Sunday, January 17, 2016

The EHR Disaster: Meaningful Use

The EHR has been a disaster. We said this seven years ago. It did not take much insight to see that having physicians become typists and disregarding their patients was a dumb idea. It took, in my opinion, one of those Harvard Professors to promulgate a system that has cost billions and needlessly encumbered health care.

As MedPageToday reports:

For the first time, the leader of the Centers for Medicare & Medicaid Services has said publicly that the agency "has the opportunity" to sunset the meaningful use program in 2016. Andy Slavitt, acting administrator of CMS, made his remarks Tuesday at the J.P. Morgan Healthcare Conference in San Francisco. Slavitt's full remarks were then posted on the CMS blog, and summarized in a series of tweets. "As any physician will tell you, physician burden and frustration levels are real," Slavitt said. "Programs designed to improve often distract.
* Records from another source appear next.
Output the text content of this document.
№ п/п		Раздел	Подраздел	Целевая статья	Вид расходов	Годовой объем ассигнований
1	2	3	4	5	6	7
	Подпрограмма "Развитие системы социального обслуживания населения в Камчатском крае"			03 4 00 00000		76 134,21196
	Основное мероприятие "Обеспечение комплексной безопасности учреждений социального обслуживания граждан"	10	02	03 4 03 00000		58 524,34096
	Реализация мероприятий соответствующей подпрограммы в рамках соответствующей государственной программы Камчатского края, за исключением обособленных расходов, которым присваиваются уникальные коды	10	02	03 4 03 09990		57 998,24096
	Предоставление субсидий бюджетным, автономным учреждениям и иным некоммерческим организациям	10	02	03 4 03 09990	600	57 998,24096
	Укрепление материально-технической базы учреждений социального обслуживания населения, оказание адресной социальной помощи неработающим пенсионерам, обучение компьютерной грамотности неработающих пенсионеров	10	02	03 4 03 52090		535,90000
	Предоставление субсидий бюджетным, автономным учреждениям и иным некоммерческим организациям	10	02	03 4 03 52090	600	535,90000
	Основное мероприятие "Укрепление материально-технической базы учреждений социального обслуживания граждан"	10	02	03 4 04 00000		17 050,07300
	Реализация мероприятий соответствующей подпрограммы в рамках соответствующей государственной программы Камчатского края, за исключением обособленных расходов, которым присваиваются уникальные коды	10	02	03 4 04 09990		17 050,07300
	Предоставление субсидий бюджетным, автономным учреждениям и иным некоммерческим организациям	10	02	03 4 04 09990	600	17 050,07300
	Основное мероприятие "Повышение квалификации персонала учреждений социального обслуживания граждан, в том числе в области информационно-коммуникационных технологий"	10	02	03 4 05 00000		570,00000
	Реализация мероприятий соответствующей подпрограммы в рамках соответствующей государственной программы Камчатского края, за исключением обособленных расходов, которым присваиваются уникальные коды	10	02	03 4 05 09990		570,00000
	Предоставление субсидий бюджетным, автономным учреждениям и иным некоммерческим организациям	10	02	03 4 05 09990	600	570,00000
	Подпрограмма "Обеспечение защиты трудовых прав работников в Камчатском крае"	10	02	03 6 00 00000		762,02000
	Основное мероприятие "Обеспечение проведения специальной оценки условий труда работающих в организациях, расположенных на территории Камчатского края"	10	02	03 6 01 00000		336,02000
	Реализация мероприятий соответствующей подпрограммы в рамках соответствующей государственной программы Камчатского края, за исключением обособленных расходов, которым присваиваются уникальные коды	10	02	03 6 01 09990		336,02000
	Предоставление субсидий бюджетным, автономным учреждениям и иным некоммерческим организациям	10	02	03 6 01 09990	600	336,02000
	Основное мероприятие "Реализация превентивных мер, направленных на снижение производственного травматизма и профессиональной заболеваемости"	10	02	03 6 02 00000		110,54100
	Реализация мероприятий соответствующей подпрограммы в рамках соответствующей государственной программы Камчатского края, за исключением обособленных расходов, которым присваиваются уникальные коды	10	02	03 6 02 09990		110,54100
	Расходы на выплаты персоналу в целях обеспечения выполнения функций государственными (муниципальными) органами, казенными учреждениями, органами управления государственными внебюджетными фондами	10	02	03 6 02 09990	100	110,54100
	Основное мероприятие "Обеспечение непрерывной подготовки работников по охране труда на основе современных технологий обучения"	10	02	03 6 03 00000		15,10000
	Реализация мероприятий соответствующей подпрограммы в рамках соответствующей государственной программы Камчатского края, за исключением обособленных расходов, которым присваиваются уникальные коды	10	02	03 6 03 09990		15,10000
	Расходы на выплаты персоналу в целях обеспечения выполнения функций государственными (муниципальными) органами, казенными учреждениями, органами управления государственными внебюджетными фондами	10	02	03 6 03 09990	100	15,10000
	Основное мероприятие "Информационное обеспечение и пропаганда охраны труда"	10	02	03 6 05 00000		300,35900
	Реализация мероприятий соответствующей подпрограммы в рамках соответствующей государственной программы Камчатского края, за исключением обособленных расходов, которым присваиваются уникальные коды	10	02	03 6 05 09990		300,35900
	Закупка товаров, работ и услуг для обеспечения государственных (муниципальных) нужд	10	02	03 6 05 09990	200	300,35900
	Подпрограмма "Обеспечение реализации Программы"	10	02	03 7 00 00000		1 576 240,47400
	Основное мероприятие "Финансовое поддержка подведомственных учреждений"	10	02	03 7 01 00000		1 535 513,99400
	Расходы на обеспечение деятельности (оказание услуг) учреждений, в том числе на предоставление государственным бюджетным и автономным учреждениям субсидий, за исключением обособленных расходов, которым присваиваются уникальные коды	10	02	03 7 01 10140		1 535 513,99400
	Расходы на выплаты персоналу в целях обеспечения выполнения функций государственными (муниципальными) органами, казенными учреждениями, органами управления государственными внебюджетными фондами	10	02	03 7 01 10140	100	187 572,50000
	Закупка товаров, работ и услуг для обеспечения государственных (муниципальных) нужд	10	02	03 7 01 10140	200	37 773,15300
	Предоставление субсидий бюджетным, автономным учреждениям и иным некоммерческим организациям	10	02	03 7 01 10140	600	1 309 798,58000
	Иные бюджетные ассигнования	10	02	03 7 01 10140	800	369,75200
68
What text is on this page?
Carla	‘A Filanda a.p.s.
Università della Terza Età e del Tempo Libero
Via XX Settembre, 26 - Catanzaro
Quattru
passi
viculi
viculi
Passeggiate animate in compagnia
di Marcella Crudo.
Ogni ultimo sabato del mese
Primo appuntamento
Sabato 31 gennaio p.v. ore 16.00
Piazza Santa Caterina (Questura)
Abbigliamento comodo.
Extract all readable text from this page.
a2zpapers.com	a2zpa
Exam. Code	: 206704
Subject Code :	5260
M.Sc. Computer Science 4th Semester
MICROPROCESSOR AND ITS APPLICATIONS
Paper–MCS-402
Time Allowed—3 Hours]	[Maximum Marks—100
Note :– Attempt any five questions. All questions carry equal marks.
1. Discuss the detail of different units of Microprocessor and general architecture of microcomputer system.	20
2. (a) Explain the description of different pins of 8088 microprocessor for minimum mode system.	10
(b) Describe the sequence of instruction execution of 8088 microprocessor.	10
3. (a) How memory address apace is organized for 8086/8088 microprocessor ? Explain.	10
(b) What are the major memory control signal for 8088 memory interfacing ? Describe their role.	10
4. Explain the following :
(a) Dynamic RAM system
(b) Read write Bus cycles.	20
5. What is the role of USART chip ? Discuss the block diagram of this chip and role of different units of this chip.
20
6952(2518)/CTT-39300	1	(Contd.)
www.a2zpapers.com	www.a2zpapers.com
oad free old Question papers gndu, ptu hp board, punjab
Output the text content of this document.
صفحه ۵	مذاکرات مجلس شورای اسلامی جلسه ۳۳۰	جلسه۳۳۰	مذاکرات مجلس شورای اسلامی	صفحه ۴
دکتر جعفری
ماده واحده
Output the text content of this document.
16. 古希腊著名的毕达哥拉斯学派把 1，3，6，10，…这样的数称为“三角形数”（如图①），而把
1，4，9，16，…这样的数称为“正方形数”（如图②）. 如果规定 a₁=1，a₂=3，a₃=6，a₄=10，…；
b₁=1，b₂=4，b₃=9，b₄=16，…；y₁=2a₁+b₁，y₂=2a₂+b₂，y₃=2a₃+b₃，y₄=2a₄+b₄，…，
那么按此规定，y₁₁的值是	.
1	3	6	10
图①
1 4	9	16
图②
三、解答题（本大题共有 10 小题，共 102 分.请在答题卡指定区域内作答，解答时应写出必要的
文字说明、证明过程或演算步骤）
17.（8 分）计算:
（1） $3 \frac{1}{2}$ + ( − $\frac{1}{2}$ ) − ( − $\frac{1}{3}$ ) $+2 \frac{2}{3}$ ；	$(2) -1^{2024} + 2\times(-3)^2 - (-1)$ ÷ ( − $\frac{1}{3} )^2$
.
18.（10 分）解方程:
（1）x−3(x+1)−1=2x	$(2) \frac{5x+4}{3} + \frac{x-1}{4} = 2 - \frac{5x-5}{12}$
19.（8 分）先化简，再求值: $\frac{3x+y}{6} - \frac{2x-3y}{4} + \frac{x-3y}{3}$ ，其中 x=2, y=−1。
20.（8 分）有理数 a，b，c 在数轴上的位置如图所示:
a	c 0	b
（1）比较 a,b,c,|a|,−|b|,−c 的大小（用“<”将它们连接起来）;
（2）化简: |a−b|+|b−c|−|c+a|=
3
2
Done poorly, measures are divorced from how physicians practice and add to the cynicism that people who build these programs just don't get it. "The Meaningful Use program as it has existed, will now be effectively over and replaced with something better."

Hospitals such as New York Presbyterian have two dissonant systems, one on the Columbia side and one on the Cornell side.  They do not talk to one another.

Moreover the systems are input and measurement directed and do nothing to help the physician. They are not connected. If there is an order for Lab work, it must be faxed! Yes team, fax machines proliferate health care!

The next issue will be quality. Try and define it, try and measure it. It is in the eye of the beholder.

Washington and the ACA have raised the costs of health care with absurd programs such as meaningful use. Some one must put an end to all of this.